Le lien royal britannique se poursuivra même vers le spectacle de fin d'année, c'est en effet Elizabeth I qui insista auprès de Shakespeare pour que revienne le personnage Sir John Falstaff, qui inspirera 3 siècles plus tard Verdi. Roberto Frontali et Werner van Mechelen alterneront en Falstaff, Mattia Olivieri et Lionel Lhote en Ford, Fenton sera incarné par Anicio Zorzi Giustiniani, Cajus par Raul Gimenez, Bardolfo par Mikeldi Atxalandabaso, Pistola par Giovanni Furlanetto, Mrs. Alice Ford par Myrto Papatanasiu/Anne-Catherine Gillet, Nannetta par Elena Galitskaya, Mrs. Meg Page par Angélique Noldus, Mrs. Quickly par Daniela Barcellona/Beth Taylor. Le tout mis en scène par Laurent Pelly et dirigé par Alain Altinoglu.
Deux centenaires belges
La modernité XXe siècle sera également portée par deux opéras créés en 1920 : Die tote Stadt (La Ville morte) composée par Erich Wolfgang Korngold (1897-1957) et qui se déroule dans le plat pays (s'inspirant de Bruges-la-Morte de Georges Rodenbach). Lothar Koenigs dirigera et Mariusz Treliński mettra en scène Roberto Sacca, Marlis Petersen, Georg Nigl.

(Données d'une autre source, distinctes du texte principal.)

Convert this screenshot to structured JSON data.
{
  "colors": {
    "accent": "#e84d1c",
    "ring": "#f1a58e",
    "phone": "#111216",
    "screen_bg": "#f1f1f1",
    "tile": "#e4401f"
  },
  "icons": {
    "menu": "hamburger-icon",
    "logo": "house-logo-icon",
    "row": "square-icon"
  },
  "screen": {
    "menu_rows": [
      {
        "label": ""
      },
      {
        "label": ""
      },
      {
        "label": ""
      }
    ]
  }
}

De Kinderen der Zee (Les enfants de la mer, titre d'un tableau peint en 1872 par Jozef Israëls), du compositeur belge Lodewijk Mortelmans (1868-1952) en version concertante dirigée par Alain Altinoglu, avec Thomas Blondelle, Stella par Tineke van Ingelgem, Geertrui par Christianne Stotijn, Petrus par Werner van Mechelen, Bolten par Kurt Gysen et Frederik par Denzil Delaere.

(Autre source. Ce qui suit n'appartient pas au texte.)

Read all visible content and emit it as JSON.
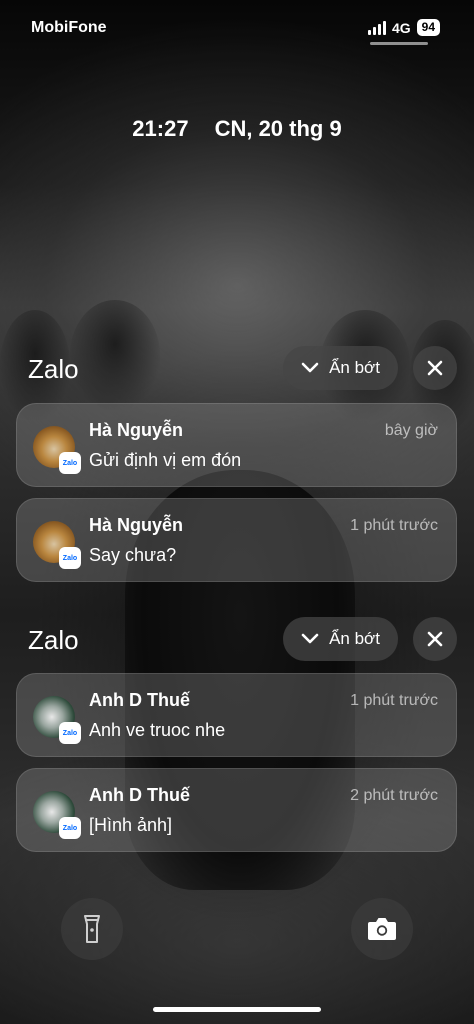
{
  "status_bar": {
    "carrier": "MobiFone",
    "network": "4G",
    "battery": "94"
  },
  "lock_screen": {
    "time": "21:27",
    "date": "CN, 20 thg 9"
  },
  "notification_groups": [
    {
      "app": "Zalo",
      "show_less_label": "Ẩn bớt",
      "notifications": [
        {
          "sender": "Hà Nguyễn",
          "time": "bây giờ",
          "message": "Gửi định vị em đón",
          "app_badge": "Zalo"
        },
        {
          "sender": "Hà Nguyễn",
          "time": "1 phút trước",
          "message": "Say chưa?",
          "app_badge": "Zalo"
        }
      ]
    },
    {
      "app": "Zalo",
      "show_less_label": "Ẩn bớt",
      "notifications": [
        {
          "sender": "Anh D Thuế",
          "time": "1 phút trước",
          "message": "Anh ve truoc nhe",
          "app_badge": "Zalo"
        },
        {
          "sender": "Anh D Thuế",
          "time": "2 phút trước",
          "message": "[Hình ảnh]",
          "app_badge": "Zalo"
        }
      ]
    }
  ],
  "controls": {
    "flashlight_icon": "flashlight-icon",
    "camera_icon": "camera-icon"
  }
}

Classiques romantiques plurilingues
Français, Flamand, Hébreu, Italien, Allemand mais aussi Anglais seront chantés dans le programme lyrique, avec Le Tour d'écrou de Britten, direction Ben Glassberg, mise en scène Andrea Breth (appréciée l'année dernière à Aix pour un opus au programme de La Monnaie et appréciée à La Monnaie il y a deux ans pour un diptyque) avec John Graham-Hall, Sally Matthews, Carole Wilson, Giselle Allen, Julian Hubbard.
Outre Falstaff de Verdi et Henry VIII de Saint-Saëns, composé un an avant celui-ci, Parsifal de Wagner refermera la saison tel un nouvel événement, par sa reprise justement : la première mise en scène d'opéra signée Castellucci (il y a 10 ans) permettant de finir le programme par de fracassants débuts (ils seront chantés par Julian Hubbard, Andrew Schroeder, Kurt Gysen, Gabor Bretz, Martin Winkler, Marina Prudenskaya).
Concerts
Le Directeur musical maison, Alain Altinoglu dirige pas moins de cinq concerts avec l'orchestre (Du Nouveau Monde, Mozart pour les enfants avec Emma Posman en reine de la nuit-Pierre Derhet Tamino-Filip Jordens narrateur, Interludes maritimes avec Anna Bonitatibus, Ambiances Nordiques avec Birgitte Christensen et Boléro), Raphaël Pichon conduira des arias de Mozart avec Sabine Devieilhe, Hugh Wolff un programme TRAGISCHE, (Mozart-Mahler) et le chœur d'enfants maison portera un concert de Noël.
Sept Récitals Lyriques
C'est également une tradition : La Monnaie invite de grandes voix, habituées de sa maison et brillant pour la plupart dans les productions de la saison, à présenter un autre aspect -souvent original- de leur répertoire en piano/voix : en 2020/2021, rendez-vous est prix avec Sabine Devieilhe et Alexandre Tharaud pour un programme français (Debussy, Poulenc, Fauré, Ravel), Georg Nigl, Martina Gedeck & Elena Bashkirova en allemand (Schubert, Wolf, Beethoven, Brahms, Berg, Mahler, Eisler), Simon Keenlyside & Graham Johnson (Poulenc, Britten, Brahms, Schumann), Eva-Maria Westbroek & Julius Drake (Barber, Weill), Christoph & Julian Prégardien & Michael Gees, Bejun Mehta, ainsi que Stéphanie d'Oustrac.